A tale complessità si aggiunge la questione critica della governance e della supervisione: l’automazione che agisce concretamente sul mondo, se incontrollata, è intrinsecamente pericolosa. Sono necessarie regole chiare su chi gestisce il sistema, come intervenire in caso di errore e come monitorare le azioni automatiche con adeguati meccanismi di logging e alert che garantiscano la tracciabilità di ogni operazione.

Sicurezza, privacy e compliance sono altri temi centrali e non negoziabili. Un LAM che gestisce dati sensibili, finanziari o personali, deve rispettare protocolli rigorosi di sicurezza e tracciabilità. Errori, o peggio, fughe di informazioni o azioni non autorizzate, possono avere conseguenze legali e reputazionali estremamente gravi. Le aziende devono quindi adottare un approccio di AI responsabile sin dalla fase di progettazione.

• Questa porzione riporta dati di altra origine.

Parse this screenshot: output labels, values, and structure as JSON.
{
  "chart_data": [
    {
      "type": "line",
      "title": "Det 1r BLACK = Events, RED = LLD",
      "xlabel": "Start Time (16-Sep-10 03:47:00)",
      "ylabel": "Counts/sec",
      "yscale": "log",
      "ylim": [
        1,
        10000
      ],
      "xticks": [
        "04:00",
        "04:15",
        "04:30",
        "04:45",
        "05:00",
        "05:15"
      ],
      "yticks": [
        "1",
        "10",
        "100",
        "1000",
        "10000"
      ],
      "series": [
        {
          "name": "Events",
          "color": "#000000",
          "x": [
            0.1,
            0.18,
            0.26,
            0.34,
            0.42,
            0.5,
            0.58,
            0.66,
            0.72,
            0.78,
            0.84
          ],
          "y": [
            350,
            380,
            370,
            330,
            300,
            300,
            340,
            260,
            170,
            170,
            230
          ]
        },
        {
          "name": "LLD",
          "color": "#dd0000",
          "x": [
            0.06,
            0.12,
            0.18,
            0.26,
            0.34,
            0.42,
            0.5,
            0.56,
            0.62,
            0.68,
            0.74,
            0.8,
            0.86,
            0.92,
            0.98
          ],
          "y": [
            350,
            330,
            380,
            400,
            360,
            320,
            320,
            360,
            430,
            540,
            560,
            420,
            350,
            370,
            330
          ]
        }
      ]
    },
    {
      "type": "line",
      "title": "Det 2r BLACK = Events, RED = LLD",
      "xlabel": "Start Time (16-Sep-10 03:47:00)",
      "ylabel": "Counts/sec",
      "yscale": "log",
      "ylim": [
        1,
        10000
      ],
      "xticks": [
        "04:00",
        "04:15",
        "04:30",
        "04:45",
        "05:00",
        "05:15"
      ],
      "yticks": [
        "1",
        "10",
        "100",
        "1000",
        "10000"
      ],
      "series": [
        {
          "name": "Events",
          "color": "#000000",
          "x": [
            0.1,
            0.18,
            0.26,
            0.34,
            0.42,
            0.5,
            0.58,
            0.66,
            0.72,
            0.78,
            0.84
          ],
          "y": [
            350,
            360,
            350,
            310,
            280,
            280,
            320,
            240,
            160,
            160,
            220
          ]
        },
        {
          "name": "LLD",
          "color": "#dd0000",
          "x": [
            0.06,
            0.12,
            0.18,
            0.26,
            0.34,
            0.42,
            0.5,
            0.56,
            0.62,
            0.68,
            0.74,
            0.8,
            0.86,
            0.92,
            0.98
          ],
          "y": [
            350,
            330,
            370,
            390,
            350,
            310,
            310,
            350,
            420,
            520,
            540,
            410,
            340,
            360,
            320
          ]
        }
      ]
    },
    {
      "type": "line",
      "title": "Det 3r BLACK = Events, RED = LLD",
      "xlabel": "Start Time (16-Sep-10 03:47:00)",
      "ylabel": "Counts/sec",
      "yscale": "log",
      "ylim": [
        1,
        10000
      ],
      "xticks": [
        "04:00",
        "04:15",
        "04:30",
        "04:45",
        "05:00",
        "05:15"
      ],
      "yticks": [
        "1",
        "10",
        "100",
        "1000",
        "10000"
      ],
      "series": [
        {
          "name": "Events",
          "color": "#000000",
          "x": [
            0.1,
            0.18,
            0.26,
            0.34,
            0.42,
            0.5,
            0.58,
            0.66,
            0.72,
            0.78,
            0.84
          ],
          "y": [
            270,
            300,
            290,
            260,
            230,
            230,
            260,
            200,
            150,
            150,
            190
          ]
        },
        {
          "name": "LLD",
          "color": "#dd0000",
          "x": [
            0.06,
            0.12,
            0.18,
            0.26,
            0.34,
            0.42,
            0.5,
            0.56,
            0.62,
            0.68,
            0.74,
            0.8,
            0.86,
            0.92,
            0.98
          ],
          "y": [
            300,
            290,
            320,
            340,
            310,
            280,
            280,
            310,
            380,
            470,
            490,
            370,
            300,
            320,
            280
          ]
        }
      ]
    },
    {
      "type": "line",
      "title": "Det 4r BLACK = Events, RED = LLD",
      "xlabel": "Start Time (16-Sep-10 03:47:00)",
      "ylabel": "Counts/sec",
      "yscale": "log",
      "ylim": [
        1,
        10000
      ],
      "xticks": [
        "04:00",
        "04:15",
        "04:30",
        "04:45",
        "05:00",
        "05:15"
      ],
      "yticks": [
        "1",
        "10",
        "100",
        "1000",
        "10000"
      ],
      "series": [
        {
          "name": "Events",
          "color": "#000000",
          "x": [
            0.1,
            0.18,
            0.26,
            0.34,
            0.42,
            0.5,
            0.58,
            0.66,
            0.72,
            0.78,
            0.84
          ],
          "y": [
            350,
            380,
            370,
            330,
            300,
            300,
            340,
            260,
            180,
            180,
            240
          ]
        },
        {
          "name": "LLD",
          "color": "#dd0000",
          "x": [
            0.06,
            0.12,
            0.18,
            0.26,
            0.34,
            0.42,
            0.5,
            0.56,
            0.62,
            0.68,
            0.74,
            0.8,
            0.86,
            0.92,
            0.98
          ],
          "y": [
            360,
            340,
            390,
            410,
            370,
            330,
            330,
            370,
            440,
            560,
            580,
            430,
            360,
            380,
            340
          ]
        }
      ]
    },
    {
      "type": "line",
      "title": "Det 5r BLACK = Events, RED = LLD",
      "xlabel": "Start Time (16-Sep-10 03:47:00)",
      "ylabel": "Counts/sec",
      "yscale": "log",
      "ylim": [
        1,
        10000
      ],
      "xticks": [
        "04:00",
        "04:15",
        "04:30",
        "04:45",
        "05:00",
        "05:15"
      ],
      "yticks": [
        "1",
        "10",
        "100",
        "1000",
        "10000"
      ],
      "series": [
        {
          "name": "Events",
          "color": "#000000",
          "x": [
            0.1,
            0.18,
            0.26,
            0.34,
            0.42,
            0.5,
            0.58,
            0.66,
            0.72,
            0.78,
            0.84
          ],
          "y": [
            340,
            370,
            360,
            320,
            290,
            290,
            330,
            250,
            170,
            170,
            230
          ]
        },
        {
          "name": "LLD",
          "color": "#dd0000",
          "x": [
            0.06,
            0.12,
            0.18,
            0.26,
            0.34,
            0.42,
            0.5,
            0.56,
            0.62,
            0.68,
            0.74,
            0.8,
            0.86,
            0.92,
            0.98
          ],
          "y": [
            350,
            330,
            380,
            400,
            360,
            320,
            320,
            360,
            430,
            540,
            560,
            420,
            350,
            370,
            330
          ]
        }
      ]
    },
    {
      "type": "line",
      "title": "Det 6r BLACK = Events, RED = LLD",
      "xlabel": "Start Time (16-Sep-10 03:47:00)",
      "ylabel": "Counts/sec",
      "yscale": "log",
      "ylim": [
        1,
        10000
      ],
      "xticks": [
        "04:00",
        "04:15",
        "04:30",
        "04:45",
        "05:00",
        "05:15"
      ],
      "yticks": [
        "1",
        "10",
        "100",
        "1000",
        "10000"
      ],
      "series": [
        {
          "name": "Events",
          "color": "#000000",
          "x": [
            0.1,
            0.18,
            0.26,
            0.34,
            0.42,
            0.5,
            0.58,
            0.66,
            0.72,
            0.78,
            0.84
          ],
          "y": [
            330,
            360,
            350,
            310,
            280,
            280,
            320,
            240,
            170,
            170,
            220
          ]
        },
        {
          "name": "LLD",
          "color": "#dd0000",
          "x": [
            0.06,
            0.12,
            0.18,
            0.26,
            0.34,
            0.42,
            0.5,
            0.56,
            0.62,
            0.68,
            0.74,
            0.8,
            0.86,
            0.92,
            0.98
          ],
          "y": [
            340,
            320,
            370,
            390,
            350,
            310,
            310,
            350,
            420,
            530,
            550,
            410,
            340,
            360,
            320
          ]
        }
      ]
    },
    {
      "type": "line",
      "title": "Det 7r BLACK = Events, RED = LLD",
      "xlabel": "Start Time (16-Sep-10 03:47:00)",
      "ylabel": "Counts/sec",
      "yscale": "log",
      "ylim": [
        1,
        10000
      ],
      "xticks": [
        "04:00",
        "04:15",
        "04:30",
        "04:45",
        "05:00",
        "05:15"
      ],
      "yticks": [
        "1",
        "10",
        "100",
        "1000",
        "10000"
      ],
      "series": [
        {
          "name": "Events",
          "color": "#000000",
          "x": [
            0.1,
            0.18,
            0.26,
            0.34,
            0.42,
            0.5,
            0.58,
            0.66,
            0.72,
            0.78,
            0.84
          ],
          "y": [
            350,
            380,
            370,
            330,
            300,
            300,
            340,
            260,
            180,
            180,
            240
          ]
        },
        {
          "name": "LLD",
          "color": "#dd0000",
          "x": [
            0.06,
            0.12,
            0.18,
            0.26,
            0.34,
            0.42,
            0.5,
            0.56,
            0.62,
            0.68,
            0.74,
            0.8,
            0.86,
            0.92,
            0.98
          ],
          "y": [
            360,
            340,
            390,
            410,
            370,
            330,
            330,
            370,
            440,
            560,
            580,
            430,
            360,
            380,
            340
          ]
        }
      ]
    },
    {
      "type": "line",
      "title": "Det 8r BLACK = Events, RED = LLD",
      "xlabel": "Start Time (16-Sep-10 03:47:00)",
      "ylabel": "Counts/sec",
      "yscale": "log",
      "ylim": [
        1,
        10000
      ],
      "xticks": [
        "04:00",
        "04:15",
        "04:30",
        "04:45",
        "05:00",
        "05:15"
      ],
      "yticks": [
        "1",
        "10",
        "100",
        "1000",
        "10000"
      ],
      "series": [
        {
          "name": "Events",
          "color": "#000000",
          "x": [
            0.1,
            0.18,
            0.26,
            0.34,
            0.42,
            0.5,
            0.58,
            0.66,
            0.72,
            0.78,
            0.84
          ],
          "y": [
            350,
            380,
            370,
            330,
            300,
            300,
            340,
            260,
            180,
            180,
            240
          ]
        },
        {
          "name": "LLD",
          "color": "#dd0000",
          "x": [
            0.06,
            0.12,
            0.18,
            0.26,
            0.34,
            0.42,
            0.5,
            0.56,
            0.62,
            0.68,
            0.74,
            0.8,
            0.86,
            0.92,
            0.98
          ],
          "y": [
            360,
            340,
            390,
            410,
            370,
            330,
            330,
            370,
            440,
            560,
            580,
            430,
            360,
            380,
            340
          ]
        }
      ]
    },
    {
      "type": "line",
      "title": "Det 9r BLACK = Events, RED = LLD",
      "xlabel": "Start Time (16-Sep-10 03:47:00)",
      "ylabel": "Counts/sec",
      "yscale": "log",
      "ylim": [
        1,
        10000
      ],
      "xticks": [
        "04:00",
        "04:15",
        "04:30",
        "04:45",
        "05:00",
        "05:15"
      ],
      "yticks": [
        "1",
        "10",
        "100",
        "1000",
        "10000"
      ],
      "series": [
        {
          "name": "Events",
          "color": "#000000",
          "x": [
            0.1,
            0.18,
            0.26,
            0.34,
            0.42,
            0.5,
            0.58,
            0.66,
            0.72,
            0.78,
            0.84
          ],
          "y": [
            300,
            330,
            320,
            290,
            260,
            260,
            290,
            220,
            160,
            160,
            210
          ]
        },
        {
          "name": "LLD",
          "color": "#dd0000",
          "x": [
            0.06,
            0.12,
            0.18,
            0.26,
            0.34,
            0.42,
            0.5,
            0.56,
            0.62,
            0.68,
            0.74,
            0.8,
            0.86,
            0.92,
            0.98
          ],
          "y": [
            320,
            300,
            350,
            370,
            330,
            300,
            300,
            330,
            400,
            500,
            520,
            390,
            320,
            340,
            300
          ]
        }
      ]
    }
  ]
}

L’AI del futuro che agisce

I Large Action Model saranno una tappa fondamentale nell’evoluzione dell’intelligenza artificiale: rappresentano il deciso passaggio dal linguaggio all’azione concreta. Le Big Tech e il mondo della ricerca stanno lavorando per portare l’AI nel mondo fisico nel minor tempo possibile, integrando in modo fluido visione, linguaggio e capacità di azione. Sebbene molte applicazioni siano ancora relegate all’ambito sperimentale, il processo di transizione è già cominciato, e l’AI ci ha abituato a progressi tangibili a una velocità straordinaria.

La domanda fondamentale, quindi, non è se i LAM arriveranno in ambienti produttivi, ma quando e come prepararsi a integrarli. Le imprese che oggi iniziano a sperimentare, ad apprendere e a integrare processi automatizzati intelligenti si troveranno in netto vantaggio.

Passare dalla generazione testuale all’azione non sarà un salto nel buio, ma un percorso graduale. Identificando da subito i processi ad alta ripetitività e massimizzando la quantità di dati azionabili raccolti, si inizia a costruire l’esperienza e la fiducia necessarie per il futuro.